IGM: Has the Covid-19 pandemic had an impact on the project?
AR: Logistics to our demonstration track in China were delayed, but we didn’t recognise any impacts during construction of the vehicles or the guideway since almost every part of the system is produced by partners in Germany, Switzerland, Austria and England.
IGM: What will it mean for Max Bögl to obtain China’s approval of the TSB?
AR: Among the international markets, China is one of those with the greatest potential for the TSB.
In its five-year plan, the Beijing Government has committed to commissioning local transport projects with a total route length of 3,000km. In addition to fast growth, China is a competitive but very open-minded market for new technologies and has a large appetite for investment.
That’s why we are working with our local partner, the company Xinzhu, which is familiar with these unique conditions and can optimally represent the TSB.

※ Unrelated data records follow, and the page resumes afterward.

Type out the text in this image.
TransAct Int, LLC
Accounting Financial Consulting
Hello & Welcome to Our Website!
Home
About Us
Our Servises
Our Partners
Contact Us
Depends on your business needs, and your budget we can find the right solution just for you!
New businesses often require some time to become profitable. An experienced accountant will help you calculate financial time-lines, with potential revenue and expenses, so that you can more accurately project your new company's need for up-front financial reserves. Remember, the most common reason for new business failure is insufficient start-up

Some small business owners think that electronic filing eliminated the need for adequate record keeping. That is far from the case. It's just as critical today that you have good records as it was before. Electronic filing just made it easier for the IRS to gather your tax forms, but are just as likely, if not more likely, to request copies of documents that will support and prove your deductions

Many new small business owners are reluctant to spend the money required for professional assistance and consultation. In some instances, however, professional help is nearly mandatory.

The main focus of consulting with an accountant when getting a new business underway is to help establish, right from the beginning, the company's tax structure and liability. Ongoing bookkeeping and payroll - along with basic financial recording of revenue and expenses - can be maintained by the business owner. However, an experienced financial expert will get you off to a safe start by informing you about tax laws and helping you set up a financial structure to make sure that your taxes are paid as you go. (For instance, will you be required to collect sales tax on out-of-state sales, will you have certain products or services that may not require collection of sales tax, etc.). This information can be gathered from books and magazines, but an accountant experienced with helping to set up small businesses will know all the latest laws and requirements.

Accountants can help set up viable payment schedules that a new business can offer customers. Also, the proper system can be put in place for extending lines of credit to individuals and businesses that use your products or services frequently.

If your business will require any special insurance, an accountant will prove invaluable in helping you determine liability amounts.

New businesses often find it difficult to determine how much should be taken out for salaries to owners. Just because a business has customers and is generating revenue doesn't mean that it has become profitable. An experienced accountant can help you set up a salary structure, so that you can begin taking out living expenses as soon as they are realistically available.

IGM: Let’s talk about the future. In your opinion what will the introduction of maglev systems mean for cities?
AR: There is a demand for a low-emission, flexible transit solution like never before, due to the fact that cities are growing and the megatrend of urbanization tightens the availability of space.
So there is a high demand for public transit with its high capacities as the backbone of urban mobility while providing the opportunity for fast implementation. The energy consumption of the system is comparable to a conventional system like trams or metros, considering different horizontal and vertical alignments, [as well as] distances between stations and schedules.
[It is more important] to increase the occupancy of the vehicles by enabling flexible adjustments of headways, and that is the reason why we developed the system from the beginning as a fully automated solution.
IGM: Where do you see the railway industry going in the medium to long-term future?
AR: Automation will play a very important role, as will the ability to speed up construction and implementation times.
We believe that, in addition to ground level or underground transport, elevated transport can be a good solution offering the same capacities and advantages of underground transportation.
It requires rail systems that are very quiet and infrastructure with a slim and aesthetic design for integration into urban spaces. For long-distance traffic, rail-guided systems will be very important for environmentally friendly mobility in leisure and business traffic as an alternative for air traffic.